Será inquestionável, por diversos motivos (e mais um), constatar a singularidade do primeiro filme de Paulo Rocha na história do cinema português. Se calhar, porque cada um de nós terá a sua relação afetiva com a fita de 1963. Terá até sido um gesto de afeto a motivar João Pedro Rodrigues e João Rui Guerra da Mata a proceder à profunda e rigorosa investigação arqueológica que nos é devolvida no filme-revisitação Onde fica Esta Rua? ou Sem Antes nem Depois. Aliás, Os Verdes Anos não é um filme qualquer, pois representa, talvez, o mais seguro arranque do Novo Cinema luso. Ali mesmo nas Avenidas Novas. E porque será, ao mesmo tempo, um gesto bem visível sobre a deambulação urbana a suscitar uma especial relação de afetividade com a capital.

Foi à procura desse rasto que embarcámos na ‘double feature’ sugerida pelo Cinema Ideal – ou seja, começando pela revisão atualizada de Os Verdes Anos, na sua versão devidamente restaurada e digitalizada, supervisionada por Pedro Costa (já depois da morte de Paulo Rocha, em 2012) – aliás, diga-se, que muito ganha em desenho sonoro, mas não só. Este o filme de preparação para questionar a proposta de homenagem da dupla de realizadores em Onde Fica Esta Rua?

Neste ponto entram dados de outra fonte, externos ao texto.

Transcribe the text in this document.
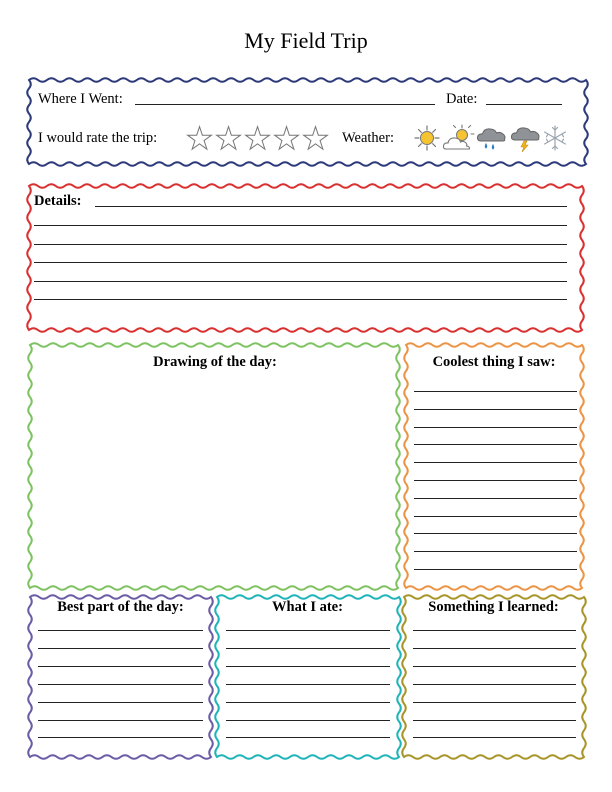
My Field Trip
Where I Went:	Date:
I would rate the trip: ★ ★ ★ ★ ★ Weather:
Details:
Drawing of the day:	Coolest thing I saw:
Best part of the day:	What I ate:	Something I learned:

Partindo do roteiro original, a ideia de João Pedro Rodrigues e João Rui Guerra da Mata foi palmilhar, plano e plano, o mapa do filme, embora sem que os locais do filme perdessem as marcas e as referências de hoje. Contudo, o elemento definidor que demarca o filme de um mero exercício de virtuosidade será mesmo oferecido pela cumplicidade de Isabel Ruth. Que, mesmo discreta, chega (e sobra) para oferecer ao filme a sua justificação. Faltou ver nessa sessão, hélas, o documentário de 30 minutos de Edgar Feldman, baseado nas entrevistas feitas a Paulo Rocha, na altura da rodagem do seu último filme Se Fosse Ladrão Roubava. No entanto, em vez dele, tivemos Isabel Ruth ao vivo a (em)cantar Verdes Anos, entre outros temas para deleite de alguns happy few.

Verdes Anos: entre 1963 e 2023.

Sessenta anos. Sim. João Pedro Rodrigues e João Rui Guerra da Mata apresentam o resultado minucioso de seguir as pegadas, os enquadramentos, e o gesto de cinema de Rocha, em redor de Isabel Ruth e Rui Gomes, nesse oscilar constante entre a cidade e o campo, a modernidade do cinema e o atraso lusitano. Assim mesmo, ao longo de uma cartografia muda (sem diálogos) e rigorosa da cidade de Lisboa. Sem antes nem depois. Como se tratasse de uma répérage arqueológica aos locais visitados por Paulo Rocha, há meio século e mais uma década. E a pouco mais de uma década do dia da Liberdade.

Nesse sentido, este novo filme constitui, não só um gesto de homenagem, mas também a tentativa de auscultar um olhar novo para o cinema que sacudiu algumas teias de aranha do passado. E a forma dos ‘Joãos’ reivindicarem para si também parte desse espaço urbano, não só pela proximidade que sentem, mas também por uma filiação aggiornada da história do nosso cinema.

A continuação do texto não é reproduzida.